Integrating environmental and satellite data to estimate county-level cotton yield in Xinjiang Province

Front Plant Sci. 2023 Jan 18:13:1048479. doi: 10.3389/fpls.2022.1048479. eCollection 2022.

Abstract

Accurate and timely estimation of cotton yield over large areas is essential for precision agriculture, facilitating the operation of commodity markets and guiding agronomic management practices. Remote sensing (RS) and crop models are effective means to predict cotton yield in the field. The satellite vegetation indices (VIs) can describe crop yield variations over large areas but can't take the exact environmental impact into consideration. Climate variables (CVs), the result of the influence of spatial heterogeneity in large regions, can provide environmental information for better estimation of cotton yield.

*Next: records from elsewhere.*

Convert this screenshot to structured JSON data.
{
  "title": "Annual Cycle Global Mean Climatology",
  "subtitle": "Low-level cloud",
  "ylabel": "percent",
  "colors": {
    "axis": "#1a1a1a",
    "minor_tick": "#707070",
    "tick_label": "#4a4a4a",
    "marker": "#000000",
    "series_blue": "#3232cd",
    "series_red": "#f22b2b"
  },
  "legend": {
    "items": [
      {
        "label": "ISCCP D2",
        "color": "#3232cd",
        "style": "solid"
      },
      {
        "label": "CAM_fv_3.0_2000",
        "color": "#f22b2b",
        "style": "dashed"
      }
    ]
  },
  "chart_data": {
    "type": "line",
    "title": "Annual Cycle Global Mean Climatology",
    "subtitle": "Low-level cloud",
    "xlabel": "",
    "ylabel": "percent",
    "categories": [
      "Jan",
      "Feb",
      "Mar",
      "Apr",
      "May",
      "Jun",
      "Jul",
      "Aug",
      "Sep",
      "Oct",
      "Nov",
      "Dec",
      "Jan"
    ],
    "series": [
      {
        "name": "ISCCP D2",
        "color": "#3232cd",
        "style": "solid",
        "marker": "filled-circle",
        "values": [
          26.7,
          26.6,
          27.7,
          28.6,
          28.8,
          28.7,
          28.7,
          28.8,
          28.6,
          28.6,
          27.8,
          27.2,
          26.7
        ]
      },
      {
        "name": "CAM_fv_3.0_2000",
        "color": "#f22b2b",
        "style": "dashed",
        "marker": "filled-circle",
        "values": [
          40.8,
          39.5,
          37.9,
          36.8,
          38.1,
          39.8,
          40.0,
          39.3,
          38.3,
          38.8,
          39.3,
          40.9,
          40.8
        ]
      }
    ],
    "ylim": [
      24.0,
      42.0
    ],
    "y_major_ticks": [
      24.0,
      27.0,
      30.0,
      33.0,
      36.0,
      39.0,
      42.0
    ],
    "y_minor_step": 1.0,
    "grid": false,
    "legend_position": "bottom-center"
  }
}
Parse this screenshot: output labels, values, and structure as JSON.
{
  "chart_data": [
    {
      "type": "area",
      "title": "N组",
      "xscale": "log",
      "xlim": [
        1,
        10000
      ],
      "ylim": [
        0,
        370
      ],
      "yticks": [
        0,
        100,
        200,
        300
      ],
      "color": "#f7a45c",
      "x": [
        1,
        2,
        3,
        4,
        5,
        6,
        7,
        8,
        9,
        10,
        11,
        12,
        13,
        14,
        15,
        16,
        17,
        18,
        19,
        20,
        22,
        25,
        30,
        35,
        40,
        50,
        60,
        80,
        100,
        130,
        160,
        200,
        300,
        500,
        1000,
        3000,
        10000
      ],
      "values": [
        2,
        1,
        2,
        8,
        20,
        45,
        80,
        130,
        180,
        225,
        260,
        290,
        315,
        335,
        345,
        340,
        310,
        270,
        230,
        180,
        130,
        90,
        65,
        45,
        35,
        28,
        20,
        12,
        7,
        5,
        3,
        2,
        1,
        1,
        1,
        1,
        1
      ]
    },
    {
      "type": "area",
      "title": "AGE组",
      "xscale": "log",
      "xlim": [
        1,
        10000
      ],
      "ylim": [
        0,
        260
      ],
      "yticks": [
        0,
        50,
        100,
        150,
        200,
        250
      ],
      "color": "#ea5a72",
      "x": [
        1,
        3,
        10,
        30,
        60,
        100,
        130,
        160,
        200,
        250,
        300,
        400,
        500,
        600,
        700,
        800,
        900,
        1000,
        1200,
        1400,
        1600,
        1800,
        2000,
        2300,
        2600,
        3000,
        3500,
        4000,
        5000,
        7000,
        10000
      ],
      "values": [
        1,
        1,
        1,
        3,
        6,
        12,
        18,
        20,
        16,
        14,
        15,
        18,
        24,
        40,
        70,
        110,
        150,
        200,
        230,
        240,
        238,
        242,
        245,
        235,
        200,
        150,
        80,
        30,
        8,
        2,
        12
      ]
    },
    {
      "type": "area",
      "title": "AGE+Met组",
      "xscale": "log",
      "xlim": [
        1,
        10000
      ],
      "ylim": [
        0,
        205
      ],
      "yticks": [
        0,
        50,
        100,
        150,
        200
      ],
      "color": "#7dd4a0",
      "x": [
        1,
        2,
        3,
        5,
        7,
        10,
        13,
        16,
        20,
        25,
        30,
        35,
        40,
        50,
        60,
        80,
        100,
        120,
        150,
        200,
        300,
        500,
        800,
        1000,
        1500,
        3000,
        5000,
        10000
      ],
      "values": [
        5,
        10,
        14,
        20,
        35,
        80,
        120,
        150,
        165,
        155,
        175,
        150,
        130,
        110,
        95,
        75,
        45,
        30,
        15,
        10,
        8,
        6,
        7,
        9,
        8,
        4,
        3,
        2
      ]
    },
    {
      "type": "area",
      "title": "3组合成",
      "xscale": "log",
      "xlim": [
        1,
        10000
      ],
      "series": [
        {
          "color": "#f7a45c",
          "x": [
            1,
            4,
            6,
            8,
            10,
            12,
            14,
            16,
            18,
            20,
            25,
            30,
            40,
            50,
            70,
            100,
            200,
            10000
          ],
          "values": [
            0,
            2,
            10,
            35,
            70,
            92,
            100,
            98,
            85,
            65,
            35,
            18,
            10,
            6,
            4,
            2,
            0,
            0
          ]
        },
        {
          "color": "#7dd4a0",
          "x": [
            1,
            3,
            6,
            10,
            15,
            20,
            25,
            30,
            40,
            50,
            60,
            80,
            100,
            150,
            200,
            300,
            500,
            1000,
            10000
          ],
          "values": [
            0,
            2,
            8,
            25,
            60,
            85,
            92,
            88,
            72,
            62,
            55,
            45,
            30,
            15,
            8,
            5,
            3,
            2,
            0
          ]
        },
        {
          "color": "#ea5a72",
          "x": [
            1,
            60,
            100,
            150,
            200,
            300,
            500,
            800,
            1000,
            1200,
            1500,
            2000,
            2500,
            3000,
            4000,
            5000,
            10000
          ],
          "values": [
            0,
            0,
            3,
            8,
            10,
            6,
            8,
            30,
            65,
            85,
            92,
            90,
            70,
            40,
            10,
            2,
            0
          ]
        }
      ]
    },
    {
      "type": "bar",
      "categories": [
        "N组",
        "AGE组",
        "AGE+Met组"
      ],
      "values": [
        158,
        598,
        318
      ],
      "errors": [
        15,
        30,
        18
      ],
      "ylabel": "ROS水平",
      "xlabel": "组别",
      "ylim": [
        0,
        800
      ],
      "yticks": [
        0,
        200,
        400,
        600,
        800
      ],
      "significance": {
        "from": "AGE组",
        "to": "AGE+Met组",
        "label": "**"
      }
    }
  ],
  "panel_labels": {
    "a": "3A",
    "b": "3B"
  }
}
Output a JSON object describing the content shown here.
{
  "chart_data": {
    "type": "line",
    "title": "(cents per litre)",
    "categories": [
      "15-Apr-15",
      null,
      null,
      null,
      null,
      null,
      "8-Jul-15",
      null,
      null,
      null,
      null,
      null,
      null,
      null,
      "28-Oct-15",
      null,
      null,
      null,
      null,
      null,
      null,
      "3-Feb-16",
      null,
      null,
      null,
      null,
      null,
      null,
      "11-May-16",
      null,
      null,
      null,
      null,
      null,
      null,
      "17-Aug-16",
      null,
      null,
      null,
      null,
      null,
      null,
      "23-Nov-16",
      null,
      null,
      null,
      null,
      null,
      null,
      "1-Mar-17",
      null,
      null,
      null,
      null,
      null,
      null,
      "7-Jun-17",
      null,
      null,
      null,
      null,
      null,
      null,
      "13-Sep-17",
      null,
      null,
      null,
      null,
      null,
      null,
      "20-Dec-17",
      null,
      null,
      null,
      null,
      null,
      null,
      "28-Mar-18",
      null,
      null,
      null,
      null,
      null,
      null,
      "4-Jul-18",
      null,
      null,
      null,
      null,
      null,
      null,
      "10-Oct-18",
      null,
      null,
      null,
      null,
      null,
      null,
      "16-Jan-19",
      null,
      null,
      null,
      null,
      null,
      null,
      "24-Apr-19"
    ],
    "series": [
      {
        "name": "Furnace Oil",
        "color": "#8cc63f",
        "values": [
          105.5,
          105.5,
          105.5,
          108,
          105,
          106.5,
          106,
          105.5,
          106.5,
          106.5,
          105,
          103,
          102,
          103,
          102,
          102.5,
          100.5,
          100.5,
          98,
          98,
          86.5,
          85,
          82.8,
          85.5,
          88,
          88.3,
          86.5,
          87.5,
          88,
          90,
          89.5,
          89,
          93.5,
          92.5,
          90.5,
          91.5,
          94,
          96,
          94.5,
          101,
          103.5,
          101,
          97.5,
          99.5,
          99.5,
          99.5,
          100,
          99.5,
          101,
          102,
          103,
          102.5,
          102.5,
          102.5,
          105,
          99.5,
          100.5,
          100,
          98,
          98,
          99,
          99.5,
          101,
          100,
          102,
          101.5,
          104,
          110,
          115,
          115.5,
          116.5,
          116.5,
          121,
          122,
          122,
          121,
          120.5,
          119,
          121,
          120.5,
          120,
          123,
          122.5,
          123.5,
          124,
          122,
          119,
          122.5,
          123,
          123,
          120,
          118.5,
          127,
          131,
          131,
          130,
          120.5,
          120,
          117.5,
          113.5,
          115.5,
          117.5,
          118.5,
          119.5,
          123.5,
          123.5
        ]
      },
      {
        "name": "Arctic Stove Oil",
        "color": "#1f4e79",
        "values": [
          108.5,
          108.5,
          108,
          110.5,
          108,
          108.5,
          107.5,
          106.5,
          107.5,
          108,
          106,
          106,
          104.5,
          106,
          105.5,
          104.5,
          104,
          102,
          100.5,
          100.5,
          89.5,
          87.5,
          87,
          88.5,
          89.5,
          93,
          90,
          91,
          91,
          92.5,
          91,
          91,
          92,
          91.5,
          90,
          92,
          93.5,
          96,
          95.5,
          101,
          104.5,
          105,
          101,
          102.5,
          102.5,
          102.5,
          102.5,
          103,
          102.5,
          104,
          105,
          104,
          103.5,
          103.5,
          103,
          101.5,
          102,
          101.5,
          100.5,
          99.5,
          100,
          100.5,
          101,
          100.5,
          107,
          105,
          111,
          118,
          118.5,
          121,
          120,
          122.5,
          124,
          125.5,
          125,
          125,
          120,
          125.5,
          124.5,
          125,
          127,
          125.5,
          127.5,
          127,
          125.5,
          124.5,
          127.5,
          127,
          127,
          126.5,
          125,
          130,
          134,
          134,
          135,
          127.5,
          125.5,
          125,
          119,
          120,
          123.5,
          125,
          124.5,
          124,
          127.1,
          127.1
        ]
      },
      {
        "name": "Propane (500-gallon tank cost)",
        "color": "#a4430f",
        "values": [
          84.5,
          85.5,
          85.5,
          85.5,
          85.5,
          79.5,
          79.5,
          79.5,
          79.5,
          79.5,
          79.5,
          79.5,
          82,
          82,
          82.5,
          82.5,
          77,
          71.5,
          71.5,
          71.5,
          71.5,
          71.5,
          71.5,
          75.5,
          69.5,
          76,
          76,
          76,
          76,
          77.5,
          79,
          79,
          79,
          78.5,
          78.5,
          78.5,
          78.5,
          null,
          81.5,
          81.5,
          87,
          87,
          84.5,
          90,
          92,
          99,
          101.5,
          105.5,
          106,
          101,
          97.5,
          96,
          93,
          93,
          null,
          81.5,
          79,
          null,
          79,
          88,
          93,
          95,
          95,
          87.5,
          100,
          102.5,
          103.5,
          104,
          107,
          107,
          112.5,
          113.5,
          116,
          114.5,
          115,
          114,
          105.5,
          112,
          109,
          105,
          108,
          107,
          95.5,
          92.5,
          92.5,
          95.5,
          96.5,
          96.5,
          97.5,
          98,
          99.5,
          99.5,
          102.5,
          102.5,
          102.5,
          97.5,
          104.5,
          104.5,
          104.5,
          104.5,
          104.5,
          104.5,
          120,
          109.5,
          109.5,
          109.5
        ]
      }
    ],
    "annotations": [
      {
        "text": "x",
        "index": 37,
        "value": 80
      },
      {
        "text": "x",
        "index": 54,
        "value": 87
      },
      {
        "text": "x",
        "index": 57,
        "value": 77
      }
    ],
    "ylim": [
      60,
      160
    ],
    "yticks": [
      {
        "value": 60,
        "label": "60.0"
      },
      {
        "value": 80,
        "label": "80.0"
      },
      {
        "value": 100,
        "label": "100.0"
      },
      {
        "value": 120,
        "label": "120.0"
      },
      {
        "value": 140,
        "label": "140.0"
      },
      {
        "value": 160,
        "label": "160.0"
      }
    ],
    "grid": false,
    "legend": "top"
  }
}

In this study, the most important VIs and CVs for estimating county-level cotton yield across Xinjiang Province were screened out. We found that the VIs of canopy structure and chlorophyll contents, and the CVs of moisture, were the most significant factors for cotton growth. For yield estimation, we utilized four approaches: least absolute shrinkage and selection operator regression (LASSO), support vector regression (SVR), random forest regression (RFR) and long short-term memory (LSTM). Due to its ability to capture temporal features over the long term, LSTM performed best, with an R2 of 0.76, root mean square error (RMSE) of 150 kg/ha and relative RMSE (rRMSE) of 8.67%; moreover, an additional 10% of the variance could be explained by adding CVs to the VIs. For the within-season yield estimation using LSTM, predictions made 2 months before harvest were the most accurate (R2 = 0.65, RMSE = 220 kg/ha, rRMSE = 15.97%). Our study demonstrated the feasibility of yield estimation and early prediction at the county level over large cotton cultivation areas by integrating satellite and environmental data.

Keywords: GEE; climate variables; cotton; deep learning; remote sensing; yield estimation.

Grants and funding

This research was funded by the National Natural Science Foundation of China (grant numbers 41971321 and 41830108), Key Research Program of Frontier Sciences, CAS (grant number ZDBS-LY-DQC012), and Open Fund of Key Laboratory of Oasis Eco-agriculture, XPCC (grant numbers 201801 and 202003). CH was supported by Youth Innovation Promotion Association, CAS (grant number Y2021047).